O preconceito ainda é uma das maiores barreiras para que pessoas trans tenham acesso ao rastreio e ao tratamento do câncer no Brasil. O caso do analista de mídias sociais Erick Venceslau, que enfrentou um dos tipos mais agressivos de tumor de mama, é um retrato claro dessa realidade.
Há pouco mais de um ano, Erick notou um nódulo no seio. O diagnóstico não só confirmou o câncer como marcou o início de um processo pessoal profundo: foi durante o tratamento que ele finalmente conseguiu assumir sua identidade como homem trans.
Ele conta que nunca procurou serviços de saúde de forma preventiva — não por descuido, mas por medo.
“O sistema não está preparado para a gente. A transfobia afasta a comunidade inteira desses espaços”, diz.
Quando iniciou o tratamento, o tumor já tinha três centímetros. Em poucas semanas, dobrou de tamanho.

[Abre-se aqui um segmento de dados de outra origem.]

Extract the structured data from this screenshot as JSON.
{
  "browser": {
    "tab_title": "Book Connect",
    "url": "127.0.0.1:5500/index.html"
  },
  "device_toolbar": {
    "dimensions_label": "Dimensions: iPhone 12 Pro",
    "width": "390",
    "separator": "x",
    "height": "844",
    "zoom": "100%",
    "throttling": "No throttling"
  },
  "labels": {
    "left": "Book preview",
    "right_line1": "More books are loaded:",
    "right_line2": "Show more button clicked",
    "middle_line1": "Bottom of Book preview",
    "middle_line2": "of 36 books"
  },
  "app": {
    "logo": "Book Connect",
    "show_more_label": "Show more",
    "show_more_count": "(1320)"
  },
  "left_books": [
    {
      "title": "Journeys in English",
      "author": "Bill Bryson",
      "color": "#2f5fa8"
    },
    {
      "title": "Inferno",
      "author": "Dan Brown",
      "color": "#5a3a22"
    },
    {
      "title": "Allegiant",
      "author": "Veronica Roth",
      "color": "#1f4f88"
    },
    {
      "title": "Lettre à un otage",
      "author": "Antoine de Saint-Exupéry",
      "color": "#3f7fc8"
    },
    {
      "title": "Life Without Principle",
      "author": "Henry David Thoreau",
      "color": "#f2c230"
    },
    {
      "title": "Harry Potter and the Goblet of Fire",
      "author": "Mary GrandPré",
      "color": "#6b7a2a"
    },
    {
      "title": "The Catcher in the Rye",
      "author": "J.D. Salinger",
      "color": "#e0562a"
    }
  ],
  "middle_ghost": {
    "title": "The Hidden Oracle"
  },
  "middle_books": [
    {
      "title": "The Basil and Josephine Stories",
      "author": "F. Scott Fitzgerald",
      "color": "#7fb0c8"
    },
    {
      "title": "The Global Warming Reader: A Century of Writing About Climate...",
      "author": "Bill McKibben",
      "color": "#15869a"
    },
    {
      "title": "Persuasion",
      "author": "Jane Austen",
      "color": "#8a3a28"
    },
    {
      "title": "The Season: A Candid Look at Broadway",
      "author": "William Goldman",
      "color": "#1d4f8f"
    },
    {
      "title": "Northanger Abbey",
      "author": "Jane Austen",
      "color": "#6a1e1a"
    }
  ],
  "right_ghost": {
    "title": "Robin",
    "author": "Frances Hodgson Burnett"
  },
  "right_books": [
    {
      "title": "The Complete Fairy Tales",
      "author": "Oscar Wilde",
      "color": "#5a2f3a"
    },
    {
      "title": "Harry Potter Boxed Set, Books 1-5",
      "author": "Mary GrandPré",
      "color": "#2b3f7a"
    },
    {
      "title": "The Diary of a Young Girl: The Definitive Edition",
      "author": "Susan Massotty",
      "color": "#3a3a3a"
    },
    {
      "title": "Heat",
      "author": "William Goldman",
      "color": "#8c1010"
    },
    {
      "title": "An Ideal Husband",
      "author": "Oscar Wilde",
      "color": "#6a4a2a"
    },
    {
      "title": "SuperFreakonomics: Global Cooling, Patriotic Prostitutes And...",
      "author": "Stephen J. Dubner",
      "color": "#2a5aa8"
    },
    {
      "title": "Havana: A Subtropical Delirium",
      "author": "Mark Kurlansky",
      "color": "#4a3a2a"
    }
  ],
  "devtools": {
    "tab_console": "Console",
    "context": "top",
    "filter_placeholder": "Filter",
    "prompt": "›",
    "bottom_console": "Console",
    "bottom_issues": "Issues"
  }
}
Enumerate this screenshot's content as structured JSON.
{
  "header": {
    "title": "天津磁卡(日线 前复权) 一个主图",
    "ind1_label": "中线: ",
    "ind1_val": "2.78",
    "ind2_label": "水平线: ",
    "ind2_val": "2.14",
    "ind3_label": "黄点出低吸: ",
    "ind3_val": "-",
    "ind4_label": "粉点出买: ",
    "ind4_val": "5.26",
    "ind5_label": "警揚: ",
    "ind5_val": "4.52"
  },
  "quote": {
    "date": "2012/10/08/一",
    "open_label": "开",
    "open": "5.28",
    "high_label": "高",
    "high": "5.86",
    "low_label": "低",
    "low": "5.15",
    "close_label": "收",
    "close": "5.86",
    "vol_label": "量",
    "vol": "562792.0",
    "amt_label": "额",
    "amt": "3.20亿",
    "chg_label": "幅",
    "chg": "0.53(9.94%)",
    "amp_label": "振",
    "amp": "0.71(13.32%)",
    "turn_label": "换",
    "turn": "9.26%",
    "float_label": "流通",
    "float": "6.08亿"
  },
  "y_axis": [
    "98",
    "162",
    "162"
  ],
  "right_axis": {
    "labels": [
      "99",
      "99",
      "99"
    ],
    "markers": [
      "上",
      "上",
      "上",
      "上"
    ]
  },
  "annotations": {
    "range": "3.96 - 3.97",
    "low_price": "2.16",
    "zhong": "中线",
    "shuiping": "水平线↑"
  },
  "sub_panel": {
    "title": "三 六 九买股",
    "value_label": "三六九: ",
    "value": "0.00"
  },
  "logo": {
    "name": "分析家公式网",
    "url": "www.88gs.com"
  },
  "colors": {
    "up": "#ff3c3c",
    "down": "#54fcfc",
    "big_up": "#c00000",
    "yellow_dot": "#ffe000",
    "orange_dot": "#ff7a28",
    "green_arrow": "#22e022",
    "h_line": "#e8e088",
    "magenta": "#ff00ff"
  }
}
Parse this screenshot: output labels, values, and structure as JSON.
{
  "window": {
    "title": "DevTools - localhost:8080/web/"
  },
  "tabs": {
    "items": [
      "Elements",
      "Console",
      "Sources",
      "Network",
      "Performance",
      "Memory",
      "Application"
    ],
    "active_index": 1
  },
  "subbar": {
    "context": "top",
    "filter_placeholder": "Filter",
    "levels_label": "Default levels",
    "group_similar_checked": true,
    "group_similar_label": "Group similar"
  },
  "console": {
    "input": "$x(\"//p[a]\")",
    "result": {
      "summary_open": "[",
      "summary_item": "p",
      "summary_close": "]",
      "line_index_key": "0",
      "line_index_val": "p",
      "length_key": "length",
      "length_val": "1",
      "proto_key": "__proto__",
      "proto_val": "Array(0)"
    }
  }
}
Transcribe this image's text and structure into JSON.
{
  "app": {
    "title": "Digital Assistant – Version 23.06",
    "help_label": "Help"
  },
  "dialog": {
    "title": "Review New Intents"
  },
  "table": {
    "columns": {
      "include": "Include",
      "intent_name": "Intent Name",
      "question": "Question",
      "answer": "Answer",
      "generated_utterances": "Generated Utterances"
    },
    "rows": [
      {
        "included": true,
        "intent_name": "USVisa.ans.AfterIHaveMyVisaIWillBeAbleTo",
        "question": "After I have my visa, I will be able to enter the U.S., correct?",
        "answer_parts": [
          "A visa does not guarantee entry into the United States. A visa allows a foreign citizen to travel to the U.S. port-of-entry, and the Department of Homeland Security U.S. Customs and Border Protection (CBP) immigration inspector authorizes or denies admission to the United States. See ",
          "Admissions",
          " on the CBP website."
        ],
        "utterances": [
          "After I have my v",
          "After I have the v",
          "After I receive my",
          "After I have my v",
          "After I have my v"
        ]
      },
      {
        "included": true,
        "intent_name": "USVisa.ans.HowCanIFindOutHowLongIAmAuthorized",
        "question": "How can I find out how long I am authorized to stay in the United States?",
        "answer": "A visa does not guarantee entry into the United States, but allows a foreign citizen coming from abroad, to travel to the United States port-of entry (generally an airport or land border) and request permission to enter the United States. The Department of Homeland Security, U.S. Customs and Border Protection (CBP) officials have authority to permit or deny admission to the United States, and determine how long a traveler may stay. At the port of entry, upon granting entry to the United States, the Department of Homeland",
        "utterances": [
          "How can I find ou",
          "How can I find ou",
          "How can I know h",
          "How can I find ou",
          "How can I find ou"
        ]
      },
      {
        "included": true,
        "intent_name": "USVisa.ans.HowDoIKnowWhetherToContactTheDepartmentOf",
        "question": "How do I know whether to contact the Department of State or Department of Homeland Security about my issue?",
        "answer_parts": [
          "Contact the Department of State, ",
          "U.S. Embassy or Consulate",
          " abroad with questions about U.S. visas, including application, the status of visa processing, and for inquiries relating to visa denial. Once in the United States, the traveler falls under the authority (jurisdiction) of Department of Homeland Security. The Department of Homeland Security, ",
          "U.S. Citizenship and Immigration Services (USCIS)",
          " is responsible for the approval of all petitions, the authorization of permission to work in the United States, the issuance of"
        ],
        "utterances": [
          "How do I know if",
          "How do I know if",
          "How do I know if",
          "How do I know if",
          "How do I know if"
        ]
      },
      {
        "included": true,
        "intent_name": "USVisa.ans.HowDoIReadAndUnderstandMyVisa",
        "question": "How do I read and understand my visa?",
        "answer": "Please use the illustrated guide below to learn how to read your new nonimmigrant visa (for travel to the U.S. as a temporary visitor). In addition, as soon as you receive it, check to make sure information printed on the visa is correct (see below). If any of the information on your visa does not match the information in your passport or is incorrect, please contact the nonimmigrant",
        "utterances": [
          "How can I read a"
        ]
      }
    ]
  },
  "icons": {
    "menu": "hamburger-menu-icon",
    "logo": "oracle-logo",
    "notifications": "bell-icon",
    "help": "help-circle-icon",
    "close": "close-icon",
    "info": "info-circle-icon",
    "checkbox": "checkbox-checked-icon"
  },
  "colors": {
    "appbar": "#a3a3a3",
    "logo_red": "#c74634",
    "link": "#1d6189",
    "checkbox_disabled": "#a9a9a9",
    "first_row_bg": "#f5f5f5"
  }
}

Erick relata violências anteriores em atendimentos ginecológicos e lembra que muitos amigos passam pelo mesmo.
A presidente regional da Sociedade Brasileira de Mastologia no Rio de Janeiro, Maria Julia Calas, afirma que o cenário é comum.
“Eles sofrem preconceito desde a porta da clínica até o atendimento médico. Isso impacta diretamente o rastreio”, explica.
Especialistas criam guia inédito
Diante das dificuldades enfrentadas pela população LGBTQIAPN+, Maria Julia e a oncologista Sabrina Chagas lançaram o guia “Nosso Papo Colorido”, que orienta pacientes trans e trava discussões sobre acolhimento, protocolos e direitos.
Sabrina destaca que questões de gênero, raça e etnia ainda são negligenciadas na oncologia, criando barreiras institucionais que afastam pessoas trans dos cuidados básicos.
Erick vive isso na prática: após retirar as mamas durante a cirurgia, ele ainda não consegue iniciar a terapia hormonal que deseja.
“É doloroso ouvir do médico que ele não sabe te responder. Não sou o primeiro homem trans com câncer de mama. Deveriam existir estudos”, afirma.
Riscos que não podem ser ignorados
Mesmo com lacunas científicas, já há conhecimento suficiente para orientar a população trans.
Mulheres trans, por exemplo, também têm risco de câncer de próstata, e os exames precisam ser adaptados à realidade hormonal delas.
Homens trans que não fizeram mastectomia devem realizar mamografia, assim como mulheres trans que desenvolveram glândulas mamárias após terapia hormonal.
E todas as pessoas com útero precisam fazer rastreio de HPV — mas muitos homens trans evitam esses espaços por não se sentirem acolhidos.
“Clínicas ginecológicas são feitas para mulheres cis. Um homem trans não se vê ali”, afirma Maria Julia.
A Sociedade Brasileira de Mastologia prepara novas diretrizes de rastreio focadas na população trans, com previsão de publicação no início do próximo ano.
A importância do acolhimento
Para especialistas, um atendimento respeitoso pode ser decisivo para evitar diagnósticos tardios e tratamentos interrompidos.
Erick confirma. Nas redes sociais, onde compartilha sua jornada, encontrou apoio que ajudou a enfrentar a doença:
“Tenho certeza de que 20% do meu tratamento só deu certo por causa do acolhimento das pessoas. Isso foi transformador”, diz.